The Clash's personal items, including the Fender bass guitar Paul Simonon smashed to pieces, are set to be displayed at The Clash: London Calling' exhibit.
The Clash bassist Paul Simonon's smashed Fender bass guitar is going on display 40 years after he destroyed it on stage.
The image of the incident, which took place at the British punk band's New York gig at The Palladium in 1979, was immortalised on the cover of the group's seminal third album 'London Calling', and now several items from that era are being showcased at the Museum of London at the upcoming 'The Clash: London Calling' exhibit.
The stringed instrument is among 100 personal items from the band's history going on display.
Among the pieces is a notebook containing lyrics belonging to late frontman Joe Strummer, drummer Topper Headon's drumsticks, handwritten album sequence note by guitarist Mick Jones and Joe's typewriter.
Beatrice Behlen, senior curator of fashion and decorative arts at the museum, commented: ''This display will provide a brand new, exciting and vibrant take on this, showcasing rarely seen personal objects and telling the incredible story of how 'London Calling' was, and for many still is, the sound of a generation.''
Paul previously revealed he got angry and destroyed the bass guitar because staff at the venue weren't allowing fans to move out of their seats to rock out.
He recalled: ''That frustrated me to the point that I destroyed this bass guitar.
''Unfortunately you always sort of tend to destroy the things you love.''
Meanwhile, Sony Music are releasing 'The London Calling Scrapbook', which comes with a copy of the album, lyrics, notes, photos and previously unseen material, on November 15.

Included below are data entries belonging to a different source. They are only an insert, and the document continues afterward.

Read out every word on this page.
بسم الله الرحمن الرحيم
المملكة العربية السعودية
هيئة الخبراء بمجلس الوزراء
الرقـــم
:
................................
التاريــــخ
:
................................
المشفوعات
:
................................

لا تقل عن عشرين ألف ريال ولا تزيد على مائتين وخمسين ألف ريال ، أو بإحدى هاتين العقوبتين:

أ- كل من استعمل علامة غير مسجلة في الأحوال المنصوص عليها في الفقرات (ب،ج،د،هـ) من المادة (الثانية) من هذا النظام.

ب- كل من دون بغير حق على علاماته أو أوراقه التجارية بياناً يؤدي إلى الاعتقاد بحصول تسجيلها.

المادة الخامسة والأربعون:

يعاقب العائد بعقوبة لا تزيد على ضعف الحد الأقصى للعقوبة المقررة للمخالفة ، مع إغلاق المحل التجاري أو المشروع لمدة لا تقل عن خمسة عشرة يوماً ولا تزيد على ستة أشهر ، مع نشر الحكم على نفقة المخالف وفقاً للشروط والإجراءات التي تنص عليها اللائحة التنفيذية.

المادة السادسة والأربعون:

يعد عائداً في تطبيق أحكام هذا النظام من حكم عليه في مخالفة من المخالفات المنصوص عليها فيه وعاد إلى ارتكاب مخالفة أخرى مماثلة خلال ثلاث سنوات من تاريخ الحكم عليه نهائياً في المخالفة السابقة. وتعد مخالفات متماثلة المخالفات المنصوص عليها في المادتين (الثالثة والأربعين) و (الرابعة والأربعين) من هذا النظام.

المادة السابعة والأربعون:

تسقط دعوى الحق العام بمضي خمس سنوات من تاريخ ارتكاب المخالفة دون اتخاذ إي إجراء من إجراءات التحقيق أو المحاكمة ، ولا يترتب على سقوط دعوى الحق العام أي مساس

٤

Whilst October 11 will see the record reissued on cd, vinyl and cassette, in a special sleeve featuring the layers of artwork by Ray Lowry with photography by Pennie Smith.
The iconic platinum-selling album saw the band step out of their punk rock comfort zone and explore reggae, rockabilly, ska, New Orleans R&B, pop, lounge jazz and hard rock, and was highly relatable as they tackled London's high levels of unemployment, drug use and racism through real-life and fictional characters.
'The Clash: London Calling' is free and will run from November 15 until spring 2020.